Back on Mars, and closing in on its finale, after my short sabbatical… What can I say? It seems Synthetic Men of Mars will suck out the desire to keep trudging forward from even the most dedicated ERB enthusiast.
Llana of Gathol is the first of the two story collections that close out the published Barsoom epic: it contains four novellas chronologically linked together to produce an episodic novel… one that hopefully improves upon the failed previous book.
Our Saga: The adventures of Earthman John Carter, his progeny, and sundry other natives and visitors, on the planet Mars, known to its inhabitants as Barsoom. A dry and slowly dying world, Barsoom contains four different human civilizations, one non-human one, a scattering of science among swashbuckling, and a plethora of religions, mystery cities, and strange beasts.
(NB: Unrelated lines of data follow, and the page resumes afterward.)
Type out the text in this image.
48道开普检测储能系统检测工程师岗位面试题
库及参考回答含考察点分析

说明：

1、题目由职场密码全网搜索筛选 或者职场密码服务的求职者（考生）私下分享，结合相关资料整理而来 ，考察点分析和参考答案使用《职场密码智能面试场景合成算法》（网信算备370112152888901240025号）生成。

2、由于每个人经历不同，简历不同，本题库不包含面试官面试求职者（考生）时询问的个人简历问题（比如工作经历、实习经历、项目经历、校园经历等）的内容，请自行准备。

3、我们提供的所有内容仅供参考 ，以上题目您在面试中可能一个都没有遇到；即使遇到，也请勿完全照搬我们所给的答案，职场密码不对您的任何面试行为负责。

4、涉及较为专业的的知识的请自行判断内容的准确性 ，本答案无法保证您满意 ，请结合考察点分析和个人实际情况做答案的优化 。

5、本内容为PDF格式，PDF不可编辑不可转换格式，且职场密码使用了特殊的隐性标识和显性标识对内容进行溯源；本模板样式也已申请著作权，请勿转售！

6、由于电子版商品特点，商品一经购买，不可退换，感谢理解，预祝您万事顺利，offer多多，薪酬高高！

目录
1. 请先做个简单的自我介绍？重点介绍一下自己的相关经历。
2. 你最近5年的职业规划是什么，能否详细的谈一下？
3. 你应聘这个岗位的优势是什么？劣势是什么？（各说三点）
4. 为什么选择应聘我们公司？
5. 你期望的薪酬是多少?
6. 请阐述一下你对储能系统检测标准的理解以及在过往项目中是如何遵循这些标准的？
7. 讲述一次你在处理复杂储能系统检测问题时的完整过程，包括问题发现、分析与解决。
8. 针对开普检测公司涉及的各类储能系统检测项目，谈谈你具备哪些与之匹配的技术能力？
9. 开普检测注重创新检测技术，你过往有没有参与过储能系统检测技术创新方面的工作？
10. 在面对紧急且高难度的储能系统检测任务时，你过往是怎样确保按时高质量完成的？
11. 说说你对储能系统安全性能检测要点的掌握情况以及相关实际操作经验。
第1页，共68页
The series spans 1912 to 1964 with nine novels, one volume of linked novellas, and two unrelated novellas.
Today’s Installment: Llana of Gathol (1941)
Previous Installments: A Princess of Mars (1912), The Gods of Mars (1913), The Warlord of Mars (1913–14), Thuvia, Maid of Mars (1916), The Chessmen of Mars (1922), The Master Mind of Mars (1927), A Fighting Man of Mars (1930), Swords of Mars (1934–35), Synthetic Men of Mars (1938)
I discussed at length ERB’s decision to write novellas he could later gather into episodic novels in my review of Escape on Venus, one of the three collections he wrote simultaneously, rotating through settings. Escape on Venus was a massive bust, but part of the reason for its failure is that Venus is a minor location in ERB’s canon. The Earth’s core fared better with Savage Pellucidar. And what of Mars, so far Burroughs’s most consistent setting for quality? Could changing writing methods rescue readers from the mistakes that made Synthetic Men of Mars a glaring black mark on the series?
Llana of Gathol’s four novellas were published in 1941 in Amazing Stories: “The City of Mummies” (March), “Black Pirates of Barsoom” (June), “Yellow Men of Mars” (August), and “Invisible Men of Mars” (October). The book version first appeared in 1948 from ERB, Inc. It was the last volume of Burroughs’s work published in his lifetime.
The Barsoom series comes to an effective end with Llana of Gathol. ERB wrote one more original novella, “Skeleton Men of Jupiter,” as part of a new group of linked stories. He never wrote the others because of the outbreak of World War II and his job as a correspondent in the Pacific. The last volume of Martian stories, John Carter of Mars, wouldn’t appear until fourteen years after Burroughs’s death in 1950. The only addition to “Skeleton Men” in this volume is “John Carter and the Giant of Mars,” which was written before the Llana of Gathol stories. (And it isn’t even by Burroughs anyway, but more on that next time.)
A prologue brings back the pseudo-ERB, now living in Hawaii like the real one. While on a beach in Oahu, he receives a visit from John Carter, who is aware his old friend and chronicler has not long to live. He tells ERB a story about Llana, his granddaughter, child of Gahan of Gathol (hero of The Chessmen of Mars) and Carter’s second daughter, Tara.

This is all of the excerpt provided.